A Canadian-Scot: ‘They sent me back with three bloody prisoners, you see, and one started limping and groaning, so I had to keep on kicking the sod down the trench. He was an officer. It was getting dark and I felt fed up, so I thought: “I’ll have a bit of a game.” I had them covered with the officer’s revolver and made ‘em open their pockets without turning round. Then I dropped a Mills bomb in each, with the pin out, and ducked behind a traverse. Bang, bang, bang! No more bloody prisoners. No good Fritzes but dead ’uns.’
An Australian: ‘Well, the biggest lark I had was at Morlancourt, when we took it the first time. There were a lot of Jerries in a cellar, and I said to ’em: “Come out, you Camarades!” So out they came, a dozen of ’em, with their hands up. “Turn out your pockets,” I told ’em. They turned ’em out. Watches and gold and stuff, all din-kum. Then I said: “Now back to your cellar, you sons of bitches!” For I couldn’t be bothered with ’em. When they were all safely down I threw half a dozen Mills bombs in after ‘em. I’d got the stuff all right, and we weren’t taking prisoners that day.’

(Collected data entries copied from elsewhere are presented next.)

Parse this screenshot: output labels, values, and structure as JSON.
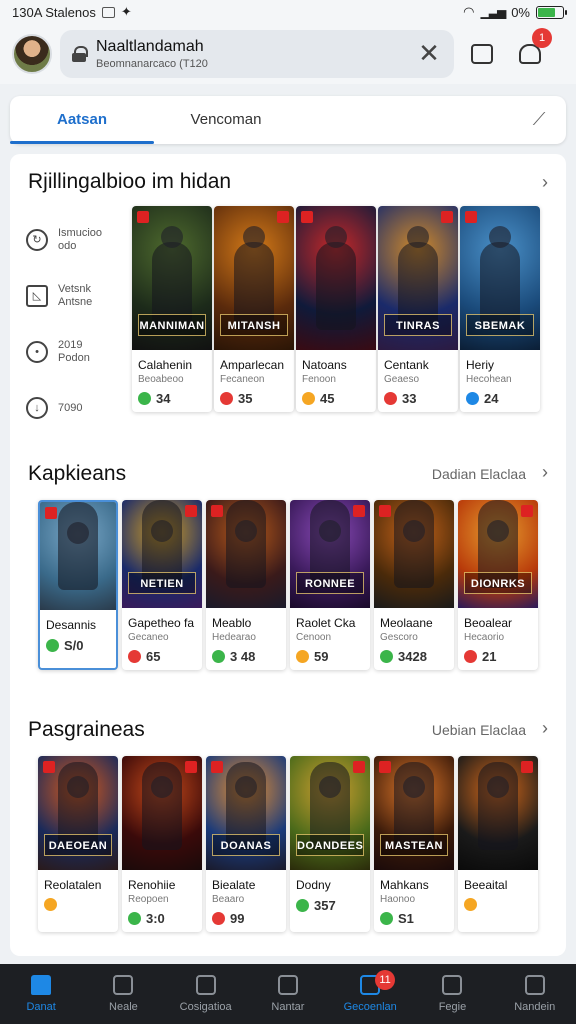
{
  "status_bar": {
    "time": "130A Stalenos",
    "battery_text": "0%",
    "battery_level": 0.7
  },
  "header": {
    "search_title": "Naaltlandamah",
    "search_subtitle": "Beomnanarcaco (T120",
    "close_glyph": "✕",
    "notification_count": "1"
  },
  "tabs": [
    {
      "label": "Aatsan",
      "active": true
    },
    {
      "label": "Vencoman",
      "active": false
    }
  ],
  "sections": [
    {
      "title": "Rjillingalbioo im hidan",
      "link": "",
      "sidebar": [
        {
          "icon": "refresh-icon",
          "line1": "Ismucioo",
          "line2": "odo"
        },
        {
          "icon": "image-icon",
          "line1": "Vetsnk",
          "line2": "Antsne"
        },
        {
          "icon": "location-icon",
          "line1": "2019",
          "line2": "Podon"
        },
        {
          "icon": "clock-icon",
          "line1": "7090",
          "line2": ""
        }
      ],
      "cards": [
        {
          "name": "Calahenin",
          "sub": "Beoabeoo",
          "rating": "34",
          "banner": "MANNIMAN",
          "colors": [
            "#1c2a1a",
            "#4f6b2e",
            "#111"
          ],
          "dot": "#3bb54a"
        },
        {
          "name": "Amparlecan",
          "sub": "Fecaneon",
          "rating": "35",
          "banner": "MITANSH",
          "colors": [
            "#5a2a0c",
            "#d47a18",
            "#2a1506"
          ],
          "dot": "#e53935"
        },
        {
          "name": "Natoans",
          "sub": "Fenoon",
          "rating": "45",
          "banner": "",
          "colors": [
            "#0f1a3a",
            "#c62828",
            "#3a0a12"
          ],
          "dot": "#f5a623"
        },
        {
          "name": "Centank",
          "sub": "Geaeso",
          "rating": "33",
          "banner": "TINRAS",
          "colors": [
            "#1a2a6a",
            "#d08a2a",
            "#2c1a40"
          ],
          "dot": "#e53935"
        },
        {
          "name": "Heriy",
          "sub": "Hecohean",
          "rating": "24",
          "banner": "SBEMAK",
          "colors": [
            "#1a4a7a",
            "#4a90c8",
            "#0b1e35"
          ],
          "dot": "#1e88e5"
        }
      ]
    },
    {
      "title": "Kapkieans",
      "link": "Dadian Elaclaa",
      "cards": [
        {
          "name": "Desannis",
          "sub": "",
          "rating": "S/0",
          "banner": "",
          "colors": [
            "#3a6a8a",
            "#7aa8c8",
            "#2a3a4a"
          ],
          "dot": "#3bb54a",
          "selected": true
        },
        {
          "name": "Gapetheo fa",
          "sub": "Gecaneo",
          "rating": "65",
          "banner": "NETIEN",
          "colors": [
            "#1a2a6a",
            "#d4a020",
            "#3a1a5a"
          ],
          "dot": "#e53935"
        },
        {
          "name": "Meablo",
          "sub": "Hedearao",
          "rating": "3 48",
          "banner": "",
          "colors": [
            "#3a1a1a",
            "#b85a1a",
            "#1a1a2a"
          ],
          "dot": "#3bb54a"
        },
        {
          "name": "Raolet Cka",
          "sub": "Cenoon",
          "rating": "59",
          "banner": "RONNEE",
          "colors": [
            "#3a1a5a",
            "#8a4ab8",
            "#1a0a2a"
          ],
          "dot": "#f5a623"
        },
        {
          "name": "Meolaane",
          "sub": "Gescoro",
          "rating": "3428",
          "banner": "",
          "colors": [
            "#4a2a0a",
            "#c8641a",
            "#1a1a1a"
          ],
          "dot": "#3bb54a"
        },
        {
          "name": "Beoalear",
          "sub": "Hecaorio",
          "rating": "21",
          "banner": "DIONRKS",
          "colors": [
            "#b83a0a",
            "#e8a030",
            "#2a1a5a"
          ],
          "dot": "#e53935"
        }
      ]
    },
    {
      "title": "Pasgraineas",
      "link": "Uebian Elaclaa",
      "cards": [
        {
          "name": "Reolatalen",
          "sub": "",
          "rating": "",
          "banner": "DAEOEAN",
          "colors": [
            "#1a2a5a",
            "#d85a1a",
            "#2a1a1a"
          ],
          "dot": "#f5a623"
        },
        {
          "name": "Renohiie",
          "sub": "Reopoen",
          "rating": "3:0",
          "banner": "",
          "colors": [
            "#3a0a0a",
            "#c84a1a",
            "#1a0a0a"
          ],
          "dot": "#3bb54a"
        },
        {
          "name": "Biealate",
          "sub": "Beaaro",
          "rating": "99",
          "banner": "DOANAS",
          "colors": [
            "#1a3a7a",
            "#e89030",
            "#1a1a2a"
          ],
          "dot": "#e53935"
        },
        {
          "name": "Dodny",
          "sub": "",
          "rating": "357",
          "banner": "DOANDEES",
          "colors": [
            "#4a6a1a",
            "#d0a030",
            "#2a2a0a"
          ],
          "dot": "#3bb54a"
        },
        {
          "name": "Mahkans",
          "sub": "Haonoo",
          "rating": "S1",
          "banner": "MASTEAN",
          "colors": [
            "#3a1a0a",
            "#e0782a",
            "#1a0a0a"
          ],
          "dot": "#3bb54a"
        },
        {
          "name": "Beeaital",
          "sub": "",
          "rating": "",
          "banner": "",
          "colors": [
            "#1a1a1a",
            "#d86a1a",
            "#0a0a0a"
          ],
          "dot": "#f5a623"
        }
      ]
    }
  ],
  "bottom_nav": [
    {
      "label": "Danat",
      "icon": "home-icon",
      "active": true
    },
    {
      "label": "Neale",
      "icon": "graph-icon",
      "active": false
    },
    {
      "label": "Cosigatioa",
      "icon": "box-icon",
      "active": false
    },
    {
      "label": "Nantar",
      "icon": "chat-icon",
      "active": false
    },
    {
      "label": "Gecoenlan",
      "icon": "inbox-icon",
      "active": true,
      "badge": "11"
    },
    {
      "label": "Fegie",
      "icon": "edit-icon",
      "active": false
    },
    {
      "label": "Nandein",
      "icon": "profile-icon",
      "active": false
    }
  ]
}
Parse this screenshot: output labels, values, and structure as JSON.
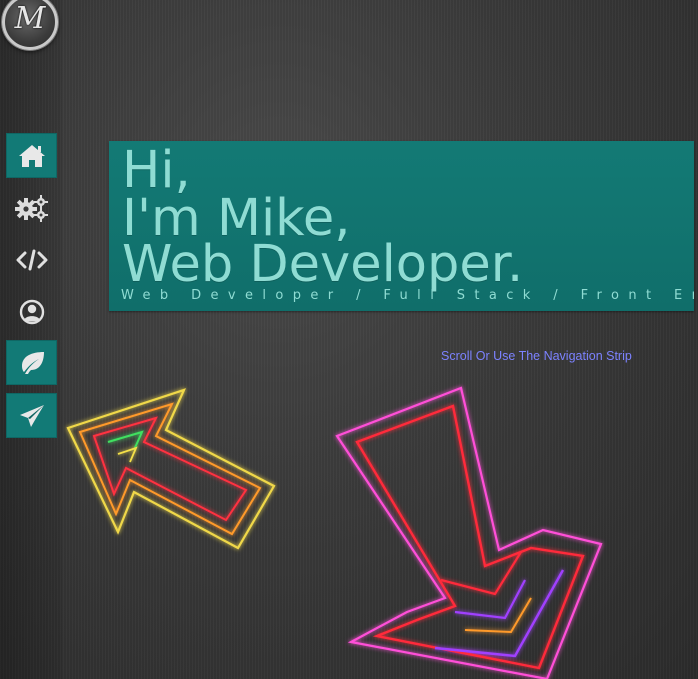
{
  "logo": {
    "letter": "M"
  },
  "nav": {
    "items": [
      {
        "id": "home",
        "icon": "home-icon",
        "active": true
      },
      {
        "id": "services",
        "icon": "gears-icon",
        "active": false
      },
      {
        "id": "code",
        "icon": "code-icon",
        "active": false
      },
      {
        "id": "about",
        "icon": "user-circle-icon",
        "active": false
      },
      {
        "id": "leaf",
        "icon": "leaf-icon",
        "active": true
      },
      {
        "id": "contact",
        "icon": "paper-plane-icon",
        "active": true
      }
    ]
  },
  "hero": {
    "line1": "Hi,",
    "line2": "I'm Mike,",
    "line3": "Web Developer.",
    "subtitle": "Web Developer / Full Stack / Front End"
  },
  "hint": {
    "text": "Scroll Or Use The Navigation Strip"
  },
  "colors": {
    "accent_teal": "#127a76",
    "hero_text": "#8fdcd3",
    "hint_text": "#7c82ff",
    "icon_light": "#e8e8e8",
    "neon_red": "#ff2a3a",
    "neon_magenta": "#ff4fd8",
    "neon_yellow": "#f4e04a",
    "neon_orange": "#ff9a2a",
    "neon_purple": "#a040ff",
    "neon_green": "#40e060"
  }
}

An old woman at Cardonette on the Somme gave me my firsthand account of large-scale atrocities. I was billeted with her in July 1916. Close to her home, a battalion of French Turcos overtook the rear-guard of a German division retreating from the Marne in September 1914. The Turcos surprised the dead-weary Germans while still marching in column. The old woman went, with gestures, through the pantomime of slaughter, and ended: ‘Et enfin, ces animaux leur ont arraché les oreilles et les ont mises à la poche!’
The presence of semi-civilized coloured troops in Europe was, from the German point of view, we knew, one of the chief Allied atrocities. We sympathized. Recently, at Flixécourt, one of the instructors told us, the cook of a corps headquarters mess used to be visited at the château, every morning by a Turco – the orderly to a French liaison officer. The Turco used to say: ‘Tommy, give Johnny pozzy,’ and got his tin of plum-and-apple jam.
One day the corps had orders to shift by the afternoon, so the cook told the Turco, giving him his farewell tin: ‘Oh la, la, Johnny, napoo pozzy tomorrow!’
The Turco would not believe it. ‘Yes, Tommy, mate,’ he insisted, ‘pozzy for Johnny tomorrow, tomorrow, tomorrow!’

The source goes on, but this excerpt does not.